Помои на твою голову, Картузо, ух ты... — сие обращение можете закончить по личному усмотрению — Афредерик Я-с дает вам на это свое разрешение, да только кто его спрашивает. А ведь сэр Бабилония был в некие времена фигурой, человеком, которого даже весьма ценили, потому что премногославный Лопес де Моралес и непосредственная супружница Картузо время от времени, ну, так разок-другой в месяц, занимались промеж себя кое-чем, да, собственно, не кое-чем, а неким совершенно определенным делом, о чем было известно всем, кроме нашего непорочного простачка Бесаме, он, Бесаме, о многом еще в жизни ничего не знал, так, к примеру, когда однажды кларнетист в островерхой шапке с очень ранними усиками принес в консерваторию свежую новость: «Поговаривают-де, что наш Камучо, ну, этот портной, привел в дом жену, свеженькую, как весенняя травиночка, а она-то — хи-хи! — оказалась недевушкой, ха-ха-ха», то наш Бесаме спросил его: «Что, старушкой оказалась?» А теперь, теперь, после концерта, когда он, попранный и изничтоженный, взирал на эту махохонькую страну с мягко всхолмленных вершин — с вершин музыки, — люди внизу виделись ему суетящимисй мурашами, но ниже всех прибитым к земле и приниженным виделся себе он сам, и сердце его обливалось кровью... И все же что это было... что было?.. Это был осадок выдоха гордой и чистой души Бетховена, мальчуган! Эта боль — Бетховен, Бетховен, мой маленький музыкант, это он пригвоздил тебя к постели, маленький охотник за звуками, откуда же, тебе было знать, что тебя ждет. Что, раздавил он тебя в лепешку?! Помял тебя, Каро? Сжег тебя, да, мальчик? Совсем, дотла испепелил? Трепали вату, и каждый удар прохладной палки теребил разгоряченный мозг; разъяренное солнце остановилось в затуманенных глазах; беспощадно поверженный, он распластался навзничь с мерцающими на лбу бисеринками пота, в ушах стоял пронзительный визг, руки-ноги с бессовестной настойчивостью терзала ломота, все тело безжалостно грызла боль, и наш мальчик, наш сирота из сирот Бесаме бессильно постанывал, валяясь в чужой постели и в чужой квартире, в совершенно чужом городе, с душой, охваченной все сжигающим пламенем, которое перекинулось и на его тщедушную плоть. Весь пышуший жаром, истомленный и обессилевший, с ноющими ладонями, он моляще стенал: «Что вам от меня нужно, в чем я провинился... Я нищ, как Иисус», а у изголовья его сидел Великий Старец Христобальд де Рохас, и там же у стены маялась бледная, без кровиночки, Рамона Страха.
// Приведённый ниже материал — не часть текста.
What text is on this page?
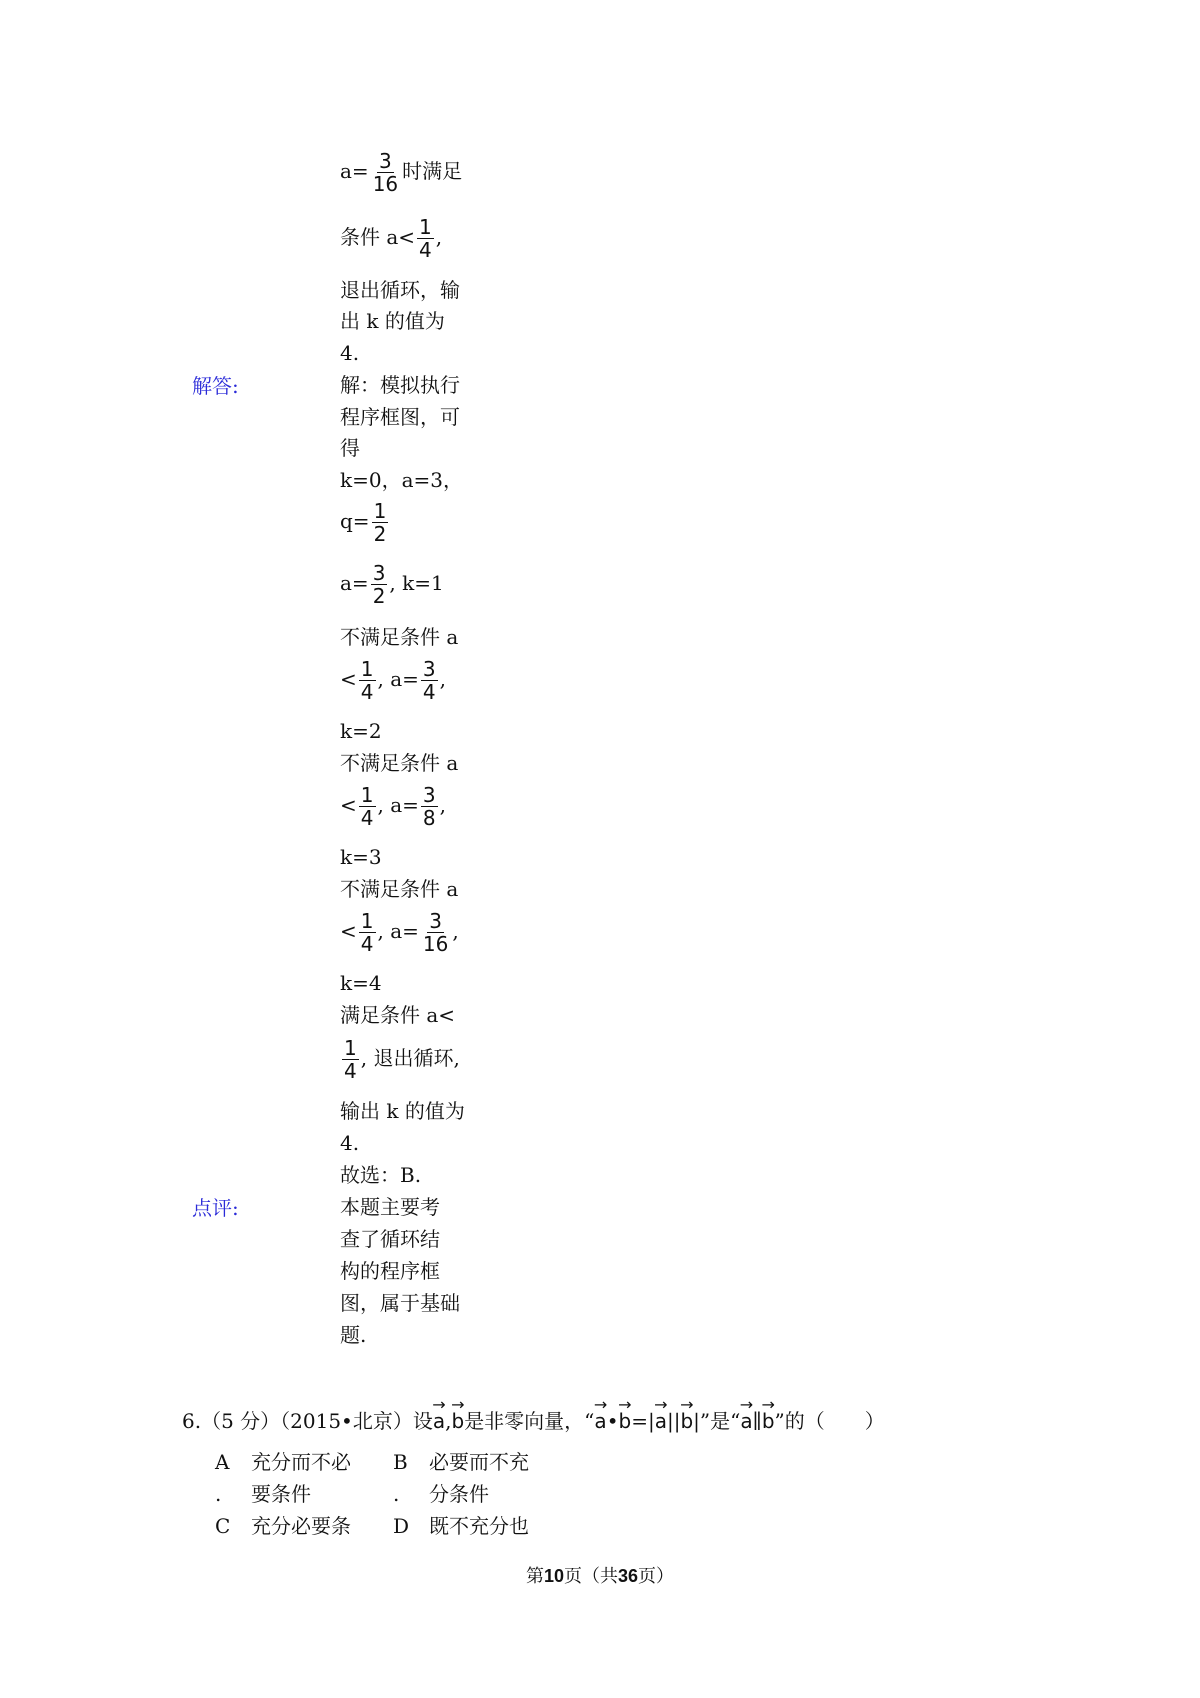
$a= \frac{3}{16}$ 时满足
条件 $a< \frac{1}{4}$ ,
退出循环，输
出 k 的值为
4.
解答:	解：模拟执行
程序框图，可
得
k=0，a=3，
$q= \frac{1}{2}$
$a= \frac{3}{2}$ , k=1
不满足条件 a
< $\frac{1}{4}$ , $a= \frac{3}{4}$ ,
k=2
不满足条件 a
< $\frac{1}{4}$ , $a= \frac{3}{8}$ ,
k=3
不满足条件 a
< $\frac{1}{4}$ , $a= \frac{3}{16}$ ,
k=4
满足条件 a<
$\frac{1}{4}$ , 退出循环,
输出 k 的值为
4.
故选：B.
点评:	本题主要考
查了循环结
构的程序框
图，属于基础
题.
6.（5 分）（2015•北京）设→ a,→ b是非零向量，“→ a•→ b=|→ a||→ b|”是“→ a∥→ b”的（　　）
A	充分而不必	B	必要而不充
.	要条件	.	分条件
C	充分必要条	D 既不充分也
第10页（共36页）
Алькарасские лекари ничего не смогли понять, и тогда Сото бьл мигом отправлен за известным теруэльским врачом, но и тот только недоуменно повел затекшими с дороги плечами... Два очень длинных дня провалялся где-то в пекле охваченный сильнейшим жаром Бесаме Каро, чуть слышно, жалобно охая; он бродил без пути-дороги по каким-то ослепительно освещенным пустынным мракам, на него наваливалась угрюмая скала, и не доходили до его сознания казенные призывы лекарей: «Мальчик, мальчик... ну, открой же глаза». На растрескавшиеся губы накладывали лед, и талая вода медленно, подобно сытой ящерице, сползала к ключице. Чем сильнее разгоралось пламя, тем дольше уходил бедняжка Бесаме, которому так мучительно далось крещение Бетховеном, а на третий день Великий Старец попросил всех оставить комнату, даже Рамону Сочувствия, и опустил на лоб Бесаме свою тяжелую, многоизведавшую руку, из-под которой в частые минуты воспарения выходили Бах, Моцарт, Бетховен, Гендель, и от капнувшей в душу с этой великой длани музыки вздрогнул, очнулся Бесаме Каро.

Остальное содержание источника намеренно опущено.